Ishvara angguk-angguk. Mendengar cerita ketiga kakak beradik itu membuat dirinya merasa seperti tertinggal amat jauh. Padahal sewaktu kecil, selama bertahun-tahun mereka bertiga tumbuh bersama. Tapi Ishvara merasa hanya dirinya saja yang tidak memiliki kehidupan baik seperti mereka.
“Syukurlah. Aku turut senang mendengarnya. Lalu, kau sendiri bagaimana? Jika Kalandra menikah, lalu Nagendra juga menyusul untuk menikah. Apa kau punya rencana menikah dalam waktu dekat ini?” tanya Ishvara tanpa menoleh padanya.
Sagara mengulas senyum. “Ya, sepertinya. Tapi yang terpenting sekarang Kalandra saja dulu. Aku tak apa. Karena kasihan melihatnya sendirian, dia selalu diberi sindiran oleh orang-orang sebab tak kunjung menikah. Aku yakin, dia akan senang saat melihatmu kembali nanti.”
Saat Ishvara berumur 15 tahun, keluarga Ranjaya pindah ke kota besar karena pekerjaan sang kepala keluarga yang dipindahkan. Saat itu umur Kalandra 22 tahun, Nagendra 19 tahun, sementara Sagara 17 tahun.
Mereka cukup dewasa untuk mengingat apa yang sudah mereka lakukan bersama Ishvara semasa tinggal di desa. Tapi setelah belasan tahun berlalu, Ishvara tak pernah berpikir akan bertemu kembali dengan mereka.

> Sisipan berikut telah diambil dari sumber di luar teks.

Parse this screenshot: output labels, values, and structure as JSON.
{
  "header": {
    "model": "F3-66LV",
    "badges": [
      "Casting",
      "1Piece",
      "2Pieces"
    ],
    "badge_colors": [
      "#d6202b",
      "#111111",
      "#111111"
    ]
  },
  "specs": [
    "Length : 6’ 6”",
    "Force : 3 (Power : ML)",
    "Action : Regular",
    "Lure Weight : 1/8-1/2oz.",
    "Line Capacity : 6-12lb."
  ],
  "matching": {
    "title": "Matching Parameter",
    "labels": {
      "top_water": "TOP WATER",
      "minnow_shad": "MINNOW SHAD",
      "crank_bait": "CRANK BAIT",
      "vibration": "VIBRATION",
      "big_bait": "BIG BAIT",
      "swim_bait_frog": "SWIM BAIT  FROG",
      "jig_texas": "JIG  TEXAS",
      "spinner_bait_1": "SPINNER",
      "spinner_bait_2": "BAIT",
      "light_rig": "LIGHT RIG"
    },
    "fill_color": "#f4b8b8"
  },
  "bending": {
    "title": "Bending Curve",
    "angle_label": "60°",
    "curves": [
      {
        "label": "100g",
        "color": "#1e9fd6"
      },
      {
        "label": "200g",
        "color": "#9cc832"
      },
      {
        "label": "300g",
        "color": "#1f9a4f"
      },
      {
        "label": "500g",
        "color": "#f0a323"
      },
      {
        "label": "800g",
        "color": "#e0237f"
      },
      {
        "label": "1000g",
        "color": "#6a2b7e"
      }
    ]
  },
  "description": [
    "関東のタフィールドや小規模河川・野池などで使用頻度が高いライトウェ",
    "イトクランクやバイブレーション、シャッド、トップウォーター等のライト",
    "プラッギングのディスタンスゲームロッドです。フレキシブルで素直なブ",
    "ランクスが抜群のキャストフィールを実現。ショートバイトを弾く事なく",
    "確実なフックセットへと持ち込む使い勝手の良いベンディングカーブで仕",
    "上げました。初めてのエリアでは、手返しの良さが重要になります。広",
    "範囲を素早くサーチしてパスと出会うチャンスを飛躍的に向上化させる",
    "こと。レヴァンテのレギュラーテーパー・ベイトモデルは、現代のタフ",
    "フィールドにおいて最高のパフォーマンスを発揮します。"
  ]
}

Terlebih lagi Ishvara diminta untuk menikah dengan salah satu dari ketiga laki-laki—teman-temannya di masa lalu. Dan sialnya, kenapa harus dengan Kalandra? Cowok dingin minim bicara itu tidak banyak meninggalkan kenangan indah dalam ingatannya.
***
“Biarkan baju-bajumu yang ada di dalam koper dibawa oleh satpam. Kita masuk saja ke dalam. Kalandra pasti sudah menunggu,” ajak Sagara sambil berjalan memandu Ishvara.
Mereka berdua berjalan beriringan melewati pintu utama dari rumah mewah dua tingkat dengan cat putih bersih yang mendominasi penglihatan. Bagi Ishvara yang sudah serupa katak dalam tempurung, tentu saja ini pertama kalinya ia menginjakkan kaki pada rumah seperti ini.
“Dia pasti ada di lantai dua. Dia tinggal sendirian, hanya ditemani oleh asisten rumah tangga saja,” ujar Sagara memberitahu.
Atensi Ishvara yang semula sibuk menggulirkan pandangan untuk mengabsen seluruh penjuru tempat di rumah ini, mendadak maniknya itu membola ketika mendengar penjelasan Sagara. “Tinggal sendirian di rumah sebesar ini? A-aku pikir kalian tinggal bersama.”
Sagara tertawa tanpa suara, menunduk sebentar. “Mana bisa. Dia itu tidak suka ada orang lain yang mengusik privasinya. Sekali pun itu aku yang notabenenya adalah adiknya sendiri, dia tetap tidak mau.”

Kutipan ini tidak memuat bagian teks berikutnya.